Poucos instrumentos são tão presentes na música quanto a guitarra elétrica. Do rock ao pop, passando por blues, country, jazz, indie e até pela música gospel, ela se tornou uma linguagem universal. Entre os inúmeros modelos já produzidos, poucos alcançaram o status da Fender Stratocaster, lançada em 1954 e transformada em um dos desenhos mais reconhecidos da história da música.

É justamente esse formato que está no centro de uma disputa judicial na Alemanha. Depois de vencer, no fim de 2025, uma ação contra uma fabricante chinesa que não apresentou defesa, a Fender passou a sustentar que o corpo da Stratocaster pode ser protegido por direitos autorais como uma obra de arte aplicada, e não apenas por marcas registradas.

A partir de março de 2026, quando tornou pública a decisão, a empresa iniciou uma série de notificações a fabricantes e varejistas europeus. Em maio, diversas empresas receberam cartas pedindo a interrupção da venda de guitarras com desenho semelhante ao da Stratocaster. O caso ganhou repercussão internacional em julho, quando a Yamaha confirmou à agencia Reuters que havia recebido uma dessas notificações.

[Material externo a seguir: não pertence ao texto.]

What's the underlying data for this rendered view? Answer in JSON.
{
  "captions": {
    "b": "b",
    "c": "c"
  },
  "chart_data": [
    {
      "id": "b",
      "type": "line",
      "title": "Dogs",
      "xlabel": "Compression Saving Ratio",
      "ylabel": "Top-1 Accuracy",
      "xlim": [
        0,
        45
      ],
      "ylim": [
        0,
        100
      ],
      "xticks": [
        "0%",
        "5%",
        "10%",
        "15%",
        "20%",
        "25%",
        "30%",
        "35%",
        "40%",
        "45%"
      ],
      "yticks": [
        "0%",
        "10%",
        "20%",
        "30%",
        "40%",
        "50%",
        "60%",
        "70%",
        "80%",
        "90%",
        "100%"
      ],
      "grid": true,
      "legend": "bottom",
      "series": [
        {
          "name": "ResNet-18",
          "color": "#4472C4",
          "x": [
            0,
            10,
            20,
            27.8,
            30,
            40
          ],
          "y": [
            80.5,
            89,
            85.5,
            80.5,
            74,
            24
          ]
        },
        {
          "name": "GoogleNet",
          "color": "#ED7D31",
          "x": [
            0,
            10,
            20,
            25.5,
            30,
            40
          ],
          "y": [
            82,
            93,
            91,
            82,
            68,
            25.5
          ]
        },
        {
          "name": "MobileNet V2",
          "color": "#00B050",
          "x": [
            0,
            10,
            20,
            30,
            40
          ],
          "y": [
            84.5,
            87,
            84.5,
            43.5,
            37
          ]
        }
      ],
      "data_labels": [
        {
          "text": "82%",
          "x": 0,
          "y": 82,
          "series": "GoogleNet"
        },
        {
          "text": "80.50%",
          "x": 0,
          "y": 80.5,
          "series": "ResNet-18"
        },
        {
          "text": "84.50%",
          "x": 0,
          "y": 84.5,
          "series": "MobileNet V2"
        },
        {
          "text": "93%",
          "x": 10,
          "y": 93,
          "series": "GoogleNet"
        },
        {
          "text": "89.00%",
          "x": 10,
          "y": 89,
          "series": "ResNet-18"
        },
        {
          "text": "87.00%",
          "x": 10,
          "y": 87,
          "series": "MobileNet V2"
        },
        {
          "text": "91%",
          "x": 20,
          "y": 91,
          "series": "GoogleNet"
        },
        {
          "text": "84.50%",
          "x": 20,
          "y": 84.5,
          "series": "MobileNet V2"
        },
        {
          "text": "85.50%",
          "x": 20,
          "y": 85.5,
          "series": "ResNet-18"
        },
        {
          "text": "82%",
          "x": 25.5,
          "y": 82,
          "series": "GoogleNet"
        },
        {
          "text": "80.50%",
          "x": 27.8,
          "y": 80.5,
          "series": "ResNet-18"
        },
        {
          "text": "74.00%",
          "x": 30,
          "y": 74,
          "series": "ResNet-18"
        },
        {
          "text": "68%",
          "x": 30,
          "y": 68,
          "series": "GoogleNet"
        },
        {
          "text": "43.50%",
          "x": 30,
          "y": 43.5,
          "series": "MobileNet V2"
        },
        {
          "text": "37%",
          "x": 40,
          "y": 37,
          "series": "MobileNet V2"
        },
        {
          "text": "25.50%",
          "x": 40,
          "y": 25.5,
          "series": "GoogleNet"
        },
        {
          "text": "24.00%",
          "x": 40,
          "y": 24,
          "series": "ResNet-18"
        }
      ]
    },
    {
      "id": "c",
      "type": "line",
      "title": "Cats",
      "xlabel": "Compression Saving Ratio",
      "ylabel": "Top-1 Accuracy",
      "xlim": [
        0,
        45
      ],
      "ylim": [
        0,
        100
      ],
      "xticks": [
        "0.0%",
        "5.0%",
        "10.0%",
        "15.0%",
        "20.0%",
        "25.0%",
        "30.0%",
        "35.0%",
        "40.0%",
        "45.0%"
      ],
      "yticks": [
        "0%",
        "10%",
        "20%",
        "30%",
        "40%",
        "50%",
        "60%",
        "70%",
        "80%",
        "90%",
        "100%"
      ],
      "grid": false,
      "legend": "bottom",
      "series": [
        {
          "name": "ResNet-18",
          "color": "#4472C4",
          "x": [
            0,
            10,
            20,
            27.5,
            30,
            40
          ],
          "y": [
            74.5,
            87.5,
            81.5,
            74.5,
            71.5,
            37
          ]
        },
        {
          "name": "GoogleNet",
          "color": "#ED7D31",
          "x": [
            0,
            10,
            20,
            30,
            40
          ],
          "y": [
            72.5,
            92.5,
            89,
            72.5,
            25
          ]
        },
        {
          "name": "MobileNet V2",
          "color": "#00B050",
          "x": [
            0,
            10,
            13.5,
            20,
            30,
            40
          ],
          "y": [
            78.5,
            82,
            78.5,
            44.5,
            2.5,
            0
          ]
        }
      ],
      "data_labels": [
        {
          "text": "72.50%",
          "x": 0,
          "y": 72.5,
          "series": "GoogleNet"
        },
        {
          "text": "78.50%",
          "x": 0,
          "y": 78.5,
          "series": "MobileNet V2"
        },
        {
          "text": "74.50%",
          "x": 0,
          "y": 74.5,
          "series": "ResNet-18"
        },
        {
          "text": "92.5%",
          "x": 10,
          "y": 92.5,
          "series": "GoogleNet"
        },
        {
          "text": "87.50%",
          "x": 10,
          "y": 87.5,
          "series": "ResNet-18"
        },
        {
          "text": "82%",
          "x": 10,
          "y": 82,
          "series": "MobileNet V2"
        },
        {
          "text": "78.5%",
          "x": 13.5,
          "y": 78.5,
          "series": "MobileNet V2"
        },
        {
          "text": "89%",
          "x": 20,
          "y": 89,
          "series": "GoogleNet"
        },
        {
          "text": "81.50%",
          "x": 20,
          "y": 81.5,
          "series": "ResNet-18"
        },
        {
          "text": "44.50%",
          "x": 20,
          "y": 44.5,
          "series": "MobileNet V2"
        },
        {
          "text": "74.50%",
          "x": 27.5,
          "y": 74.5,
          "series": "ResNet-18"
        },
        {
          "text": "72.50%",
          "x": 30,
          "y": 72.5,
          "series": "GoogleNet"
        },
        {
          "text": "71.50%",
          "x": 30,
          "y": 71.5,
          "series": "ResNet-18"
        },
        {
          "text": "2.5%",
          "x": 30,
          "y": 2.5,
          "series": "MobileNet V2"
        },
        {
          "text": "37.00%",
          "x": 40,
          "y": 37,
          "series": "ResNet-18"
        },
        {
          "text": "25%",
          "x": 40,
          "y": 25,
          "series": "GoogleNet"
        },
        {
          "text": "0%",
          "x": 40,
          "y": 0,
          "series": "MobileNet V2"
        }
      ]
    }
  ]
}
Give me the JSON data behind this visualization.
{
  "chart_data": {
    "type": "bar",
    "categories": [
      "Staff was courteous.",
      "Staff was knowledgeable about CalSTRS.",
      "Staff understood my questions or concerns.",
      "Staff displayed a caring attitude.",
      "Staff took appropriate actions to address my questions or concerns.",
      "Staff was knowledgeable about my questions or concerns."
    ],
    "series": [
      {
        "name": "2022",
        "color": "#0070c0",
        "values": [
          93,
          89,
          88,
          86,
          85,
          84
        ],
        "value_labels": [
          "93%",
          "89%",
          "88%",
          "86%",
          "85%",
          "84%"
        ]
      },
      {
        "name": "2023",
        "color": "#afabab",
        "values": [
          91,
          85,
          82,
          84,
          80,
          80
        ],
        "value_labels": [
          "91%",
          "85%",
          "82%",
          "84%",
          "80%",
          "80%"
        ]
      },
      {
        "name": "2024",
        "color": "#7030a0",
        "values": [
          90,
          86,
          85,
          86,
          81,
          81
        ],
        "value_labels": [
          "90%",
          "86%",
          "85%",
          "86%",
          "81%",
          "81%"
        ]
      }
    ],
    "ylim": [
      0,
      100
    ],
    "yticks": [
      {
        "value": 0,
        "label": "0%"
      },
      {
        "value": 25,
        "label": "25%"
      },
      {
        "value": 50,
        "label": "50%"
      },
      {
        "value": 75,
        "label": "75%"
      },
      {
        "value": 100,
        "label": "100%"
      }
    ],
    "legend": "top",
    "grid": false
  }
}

Poucos dias depois, a Fender processou a varejista alemã Thomann, proprietária da marca Harley Benton, acusando alguns de seus modelos de reproduzirem o desenho clássico da Stratocaster. A Thomann contesta a tese da Fender e afirma que o formato se tornou um padrão da indústria depois de décadas sendo utilizado por fabricantes de todo o mundo. Para a empresa, além do apelo estético, o desenho também atende a necessidades funcionais de ergonomia e conforto.

A discussão lembra uma antiga derrota da Fender nos EUA. Em 2009, a empresa não conseguiu registrar como marca o formato da Stratocaster porque as autoridades entenderam que aquele desenho já era amplamente utilizado por outros fabricantes. Agora, porém, a estratégia é diferente: a disputa acontece no campo do direito autoral, e não das marcas registradas.

Ainda não existe uma decisão definitiva que impeça a venda de guitarras inspiradas na Stratocaster na Europa. Mas o desfecho desse processo poderá influenciar os limites da proteção de um dos designs mais famosos da história da música e redefinir o futuro de um mercado que, há mais de sete décadas, se inspira na mesma silhueta.